No one can deny that there is a lot of talent in Pakistan with football being a game of choice in most regions. However, talent is not something that is unique to us. Every country has hidden gems. What matters more is how you maximize the output of the talent. Sadly, we have been missing out on a lot of this talent simply because at every level of the game, coaches and stakeholders are using the same old processes that are considered relics of the past in mature football markets.
So why does performance analysis matters?
To cut the long story short, football in Pakistan is not the most lucrative sport around. And in order to be an attractive proposition to the wider audience, the game needs to improve. The national team has never won a World Cup qualification game and rarely plays international friendlies.
At local level, the domestic league isn’t very eye-catching and coaches mostly implement traditional methods of selecting players for a game. Apart from a few games, you cannot predict the outcome of most games because pretty much every coach uses a similar philosophy, kick the ball and roll with the punches.

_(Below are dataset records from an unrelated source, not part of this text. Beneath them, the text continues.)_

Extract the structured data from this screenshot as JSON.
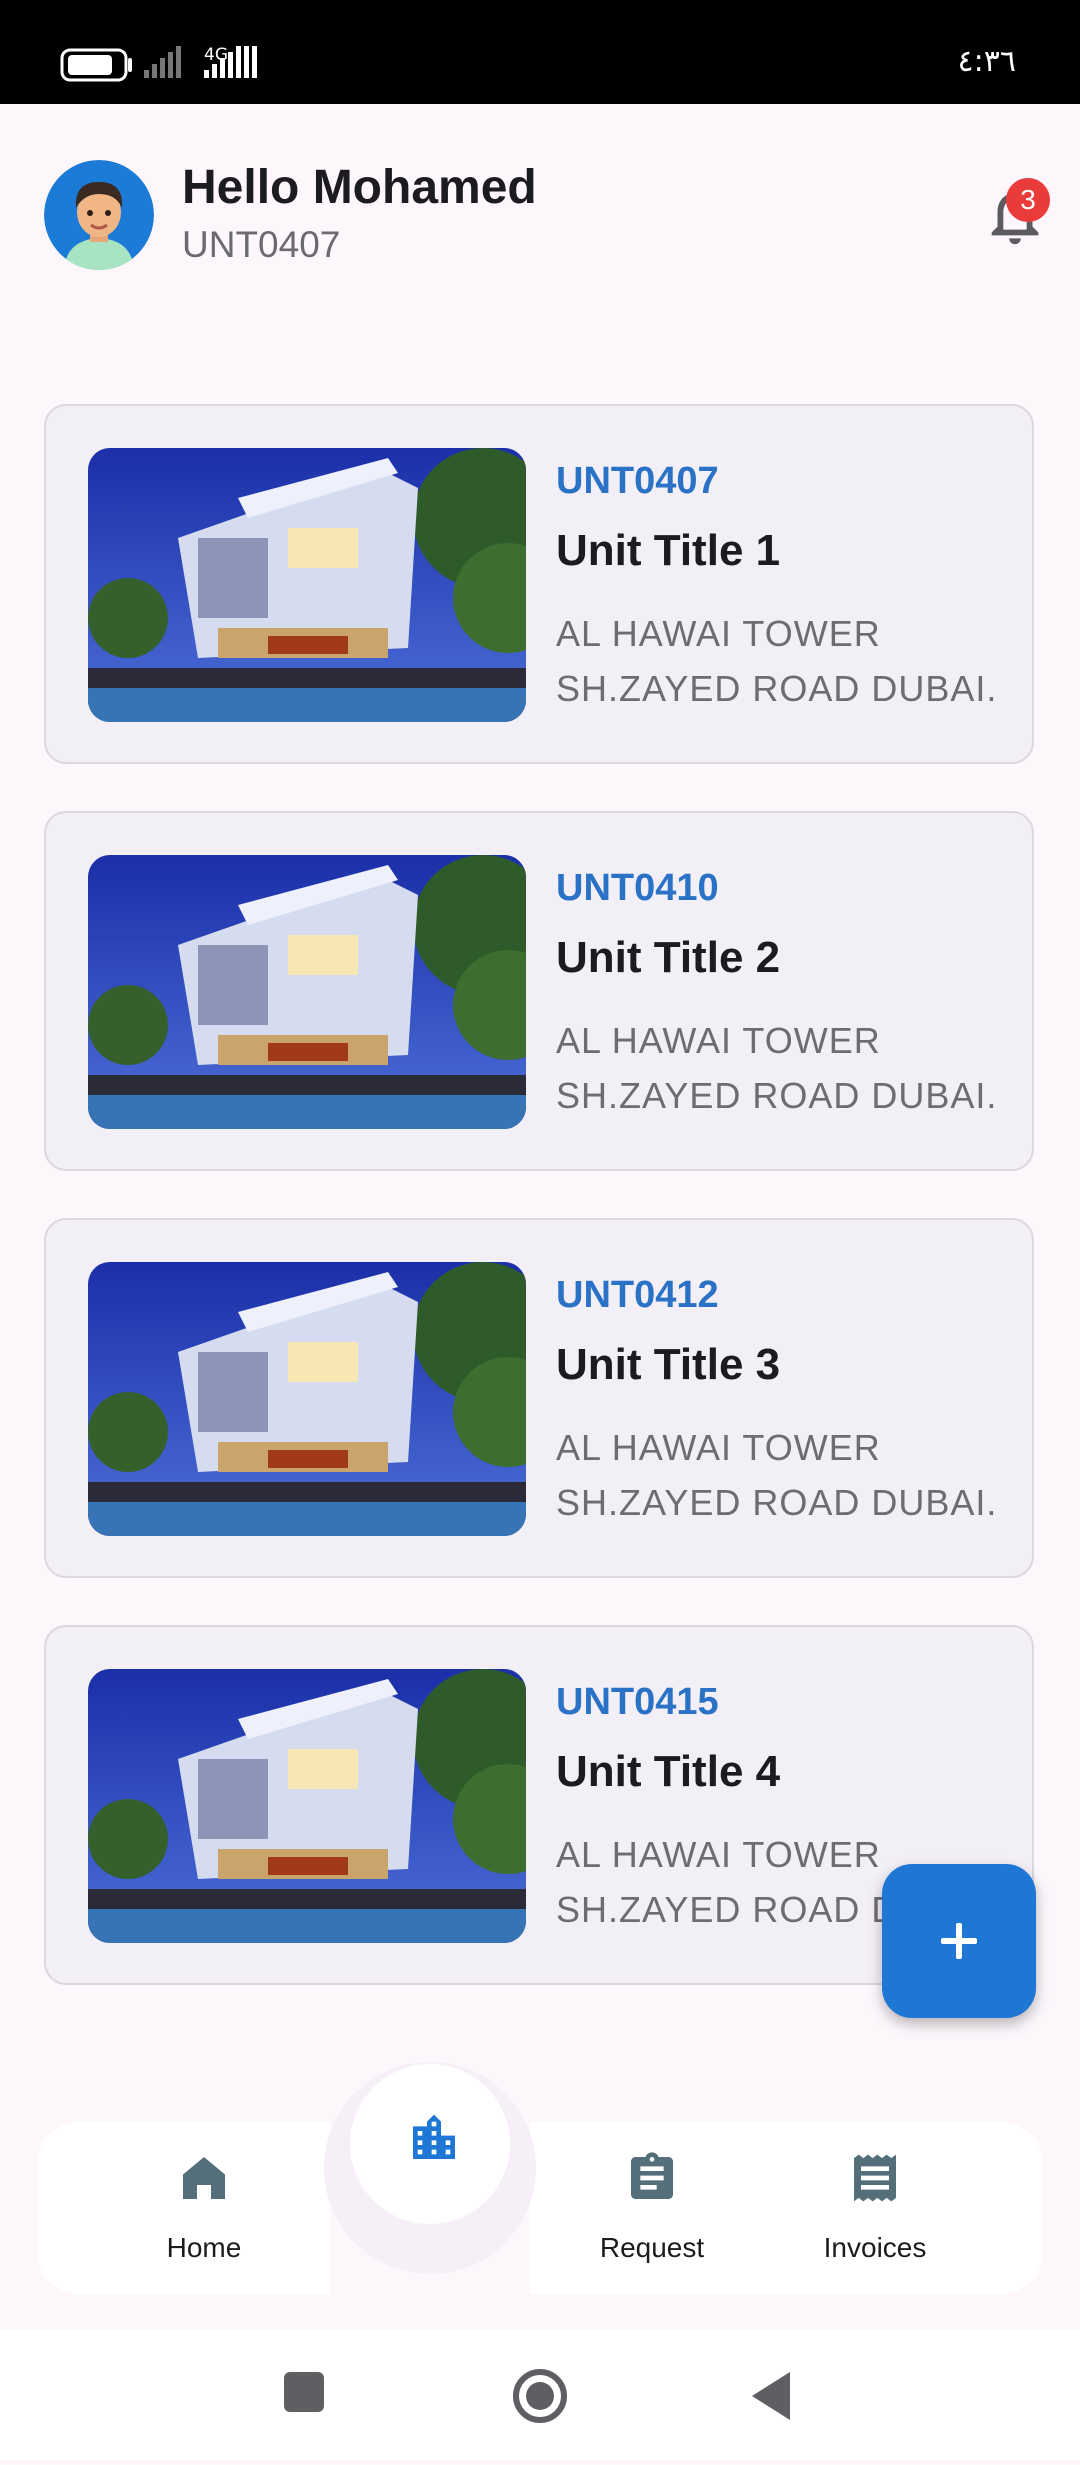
{
  "status_bar": {
    "time": "٤:٣٦",
    "network": "4G"
  },
  "header": {
    "greeting": "Hello Mohamed",
    "unit_code": "UNT0407",
    "notification_count": "3"
  },
  "units": [
    {
      "code": "UNT0407",
      "title": "Unit Title 1",
      "address_line1": "AL HAWAI TOWER",
      "address_line2": "SH.ZAYED ROAD DUBAI."
    },
    {
      "code": "UNT0410",
      "title": "Unit Title 2",
      "address_line1": "AL HAWAI TOWER",
      "address_line2": "SH.ZAYED ROAD DUBAI."
    },
    {
      "code": "UNT0412",
      "title": "Unit Title 3",
      "address_line1": "AL HAWAI TOWER",
      "address_line2": "SH.ZAYED ROAD DUBAI."
    },
    {
      "code": "UNT0415",
      "title": "Unit Title 4",
      "address_line1": "AL HAWAI TOWER",
      "address_line2": "SH.ZAYED ROAD DUBAI."
    }
  ],
  "fab": {
    "icon": "plus-icon"
  },
  "bottom_nav": {
    "home": {
      "label": "Home",
      "icon": "home-icon"
    },
    "center": {
      "icon": "building-icon"
    },
    "request": {
      "label": "Request",
      "icon": "clipboard-icon"
    },
    "invoices": {
      "label": "Invoices",
      "icon": "receipt-icon"
    }
  },
  "colors": {
    "accent": "#1E77D4",
    "badge": "#EA3B3B",
    "code_text": "#2A72C6",
    "nav_icon": "#546E7A"
  }
}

Now imagine if you have extensive mathematical and video data available you would be able to see exactly what a player is doing right on the field and what parts of their game you can improve upon. Not only that, preferences of a coach such as formation going forward or while defending can be assessed.
Not only that, through a well-formulate strategy, a team can identify players that are suitable to a coach’s playing philosophy rather than constantly relying on a player who may or may not give the same output in the next five or ten years.
At the same time, performance analysis and data-driven approach helps players understand their roles on the field and identify areas of weakness that can be worked on. A performance analysis department also takes the burden off of the shoulders of the coaching staff by providing them with crucial bits of information that would help them train players better and more effectively.
While the performance analysis as an industry has grown a lot in emerging markets, Pakistan is yet to embrace the concept. However, the coming years are going to force companies from different industries to be more sustainable in their strategies and football is no different.
It goes without saying that Pakistan football is in need of a major revamp and a smarter development and performance strategy needs to be leading the charge.